At the Samaritan Counseling Center in Lancaster, Gerald Ressler also remains confident that, despite the increasing challenge of dealing with stagnant or dropping insurance reimbursements, his staff will continue to fulfill its mission of offering counseling to anyone and everyone who comes in the door. “We’ll have to be more and more creative to figure out how to provide services, [but] I think we’ll figure out how to make that happen,” he said.
As EMU alumni search for ways to carry on the tradition of Mennonite leadership within mental healthcare, Carl Rutt ’66,6 medical director at Oaklawn in Goshen, Indiana, from 1982 to 2003, sees a continuing role for the church-affiliated institutions founded after World War II.
“We convey hope,” Rutt said. “We try to plant mustard seeds until the state agrees, ‘Yes, let’s do this. It’s the right way to treat people’ … I still believe there is a role for the Mennonite institutions.”
And beyond these words, there are also now deeds demonstrating this commitment to continued relevance and engagement. Beside the Penn Foundation’s headquarters north of Philadelphia grows the steel skeleton of a $9.2-million, 32,000-square-foot expansion that will provide much-needed new space for its various treatment programs that long ago outgrew the original building.
“This is a sign of our belief that we will be treating people in our community into future,” Goshow said. And when he says “community,” he means everybody –not just Mennonites, or Christians, or people who can afford the care, or people who look and act a certain way. Everybody, whether they drive a buggy, a BMW, or hobble in on pained feet.

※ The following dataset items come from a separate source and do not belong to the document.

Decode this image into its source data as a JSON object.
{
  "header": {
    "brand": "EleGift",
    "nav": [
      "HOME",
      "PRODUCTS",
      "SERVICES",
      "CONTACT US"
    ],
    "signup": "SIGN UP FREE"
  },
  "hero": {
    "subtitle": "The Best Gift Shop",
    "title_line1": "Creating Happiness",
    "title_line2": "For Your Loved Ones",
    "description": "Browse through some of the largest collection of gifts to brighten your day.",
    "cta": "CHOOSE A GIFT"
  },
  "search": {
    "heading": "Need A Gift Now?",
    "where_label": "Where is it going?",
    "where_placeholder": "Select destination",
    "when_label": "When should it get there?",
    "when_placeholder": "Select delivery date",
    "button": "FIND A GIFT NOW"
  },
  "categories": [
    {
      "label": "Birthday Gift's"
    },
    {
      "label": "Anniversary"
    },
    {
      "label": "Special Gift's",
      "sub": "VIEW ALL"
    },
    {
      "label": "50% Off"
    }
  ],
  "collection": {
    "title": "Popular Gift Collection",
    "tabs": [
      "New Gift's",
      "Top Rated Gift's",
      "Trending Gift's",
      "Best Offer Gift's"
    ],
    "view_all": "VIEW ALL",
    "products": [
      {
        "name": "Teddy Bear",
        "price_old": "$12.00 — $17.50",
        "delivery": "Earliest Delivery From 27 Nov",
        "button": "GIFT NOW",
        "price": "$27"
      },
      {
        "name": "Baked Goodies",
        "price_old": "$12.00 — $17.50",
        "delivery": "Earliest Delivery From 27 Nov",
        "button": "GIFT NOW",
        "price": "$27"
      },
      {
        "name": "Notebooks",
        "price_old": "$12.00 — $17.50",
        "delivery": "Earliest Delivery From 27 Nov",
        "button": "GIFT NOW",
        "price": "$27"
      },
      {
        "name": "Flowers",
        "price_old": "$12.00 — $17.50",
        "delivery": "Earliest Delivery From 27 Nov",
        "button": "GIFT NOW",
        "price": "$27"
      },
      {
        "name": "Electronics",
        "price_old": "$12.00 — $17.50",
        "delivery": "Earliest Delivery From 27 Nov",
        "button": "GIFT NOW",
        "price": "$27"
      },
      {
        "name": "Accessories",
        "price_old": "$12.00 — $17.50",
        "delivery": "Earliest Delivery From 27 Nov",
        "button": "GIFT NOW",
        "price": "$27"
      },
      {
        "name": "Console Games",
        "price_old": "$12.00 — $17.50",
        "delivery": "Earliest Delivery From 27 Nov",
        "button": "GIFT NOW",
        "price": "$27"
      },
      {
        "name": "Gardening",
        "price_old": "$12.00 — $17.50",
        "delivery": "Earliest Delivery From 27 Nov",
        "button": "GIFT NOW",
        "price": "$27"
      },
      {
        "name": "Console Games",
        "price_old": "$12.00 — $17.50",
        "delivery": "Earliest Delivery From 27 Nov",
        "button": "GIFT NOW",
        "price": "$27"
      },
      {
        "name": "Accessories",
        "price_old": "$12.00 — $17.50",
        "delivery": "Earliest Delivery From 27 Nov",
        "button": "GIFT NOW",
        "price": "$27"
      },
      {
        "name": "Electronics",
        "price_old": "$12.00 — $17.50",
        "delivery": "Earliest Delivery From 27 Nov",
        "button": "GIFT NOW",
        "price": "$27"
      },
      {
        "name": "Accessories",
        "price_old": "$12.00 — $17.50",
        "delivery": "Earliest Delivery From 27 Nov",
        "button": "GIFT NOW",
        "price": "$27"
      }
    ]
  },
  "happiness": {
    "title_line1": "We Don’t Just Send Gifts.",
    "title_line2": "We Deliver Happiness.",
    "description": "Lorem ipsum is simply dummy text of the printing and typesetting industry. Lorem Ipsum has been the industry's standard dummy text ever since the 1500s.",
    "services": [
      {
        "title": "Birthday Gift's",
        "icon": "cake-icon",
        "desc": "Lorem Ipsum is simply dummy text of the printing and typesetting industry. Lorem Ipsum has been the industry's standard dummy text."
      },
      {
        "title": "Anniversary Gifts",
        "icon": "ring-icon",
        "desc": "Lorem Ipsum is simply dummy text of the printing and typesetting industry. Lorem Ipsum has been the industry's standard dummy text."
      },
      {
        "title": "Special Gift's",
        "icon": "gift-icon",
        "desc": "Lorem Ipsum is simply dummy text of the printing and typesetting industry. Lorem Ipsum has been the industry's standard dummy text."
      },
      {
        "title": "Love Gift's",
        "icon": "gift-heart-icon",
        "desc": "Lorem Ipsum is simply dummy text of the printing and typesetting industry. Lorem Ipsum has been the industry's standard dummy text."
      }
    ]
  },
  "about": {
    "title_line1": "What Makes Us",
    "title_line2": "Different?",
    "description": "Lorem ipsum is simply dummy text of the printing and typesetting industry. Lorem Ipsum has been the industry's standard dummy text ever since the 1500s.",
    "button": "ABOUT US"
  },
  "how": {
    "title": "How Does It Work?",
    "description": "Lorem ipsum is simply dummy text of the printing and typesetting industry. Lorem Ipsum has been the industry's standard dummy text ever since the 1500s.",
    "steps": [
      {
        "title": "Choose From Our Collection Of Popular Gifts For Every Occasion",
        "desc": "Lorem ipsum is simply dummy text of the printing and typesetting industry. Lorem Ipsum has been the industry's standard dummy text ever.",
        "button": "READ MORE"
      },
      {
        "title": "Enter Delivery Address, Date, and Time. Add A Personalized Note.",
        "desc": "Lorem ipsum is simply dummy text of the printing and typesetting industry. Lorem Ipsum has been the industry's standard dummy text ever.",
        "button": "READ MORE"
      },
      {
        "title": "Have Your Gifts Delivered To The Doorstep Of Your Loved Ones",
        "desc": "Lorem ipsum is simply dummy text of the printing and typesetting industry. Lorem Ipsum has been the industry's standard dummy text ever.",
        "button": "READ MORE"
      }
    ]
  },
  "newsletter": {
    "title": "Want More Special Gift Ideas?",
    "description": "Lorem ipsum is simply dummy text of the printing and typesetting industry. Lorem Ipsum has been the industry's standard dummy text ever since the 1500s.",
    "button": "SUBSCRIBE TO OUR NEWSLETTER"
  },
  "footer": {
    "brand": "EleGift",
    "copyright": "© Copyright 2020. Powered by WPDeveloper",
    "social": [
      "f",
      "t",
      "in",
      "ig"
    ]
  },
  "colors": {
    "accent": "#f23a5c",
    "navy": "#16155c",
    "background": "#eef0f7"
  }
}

- Loren E. Glaze, & Doris James, Mental Health Problems of Prison and Jail Inmates (Washington DC: Department of Justice, Bureau of Justice Statistics, Special Report NCJ 213600, 2006), 1.
- E. Fuller Torrey, et a.l. , More Mentally Ill Persons Are in Jails and Prisons Than Hospitals: A Survey of the States (Arlington, VA: Treatment Advocacy Center & Alexandria, VA: National Sheriffs’ Association, 2010), 1.
- Kristen Paquette, Individuals Experiencing Homelessness, Homelessness Resource Center Fact Sheet (Newton Centre, Massachusetts: Homelessness Resource Center, 2010), Feb. 1, 2012, http://www.homeless.samhsa.gov/Resource/View.aspx?id=48800.
- Ron Manderscheid, Benjamin Druss and Elsie Freeman., “Data to Manage the Mortality Crisis,” International Journal of Mental Health (2008), 37(2), 49-68.
- Bureau of Labor Statistics Division of Occupational Employment Statistics. Occupational employment and wages, May 2010. Feb. 1, 2012, http://www.bls.gov/oes/current/oes193031.htm.
- Though semi-retired Carl Rutt ’66 still sees children, adolescents and adults with a wide range of mental and addictive disorders. Other alumni associated with Oaklawn are clinical psychologist Paul J Yoder ’77, clinical social worker Jeannie Brunk ’83, and psychiatric aide Ryan Graber ’02.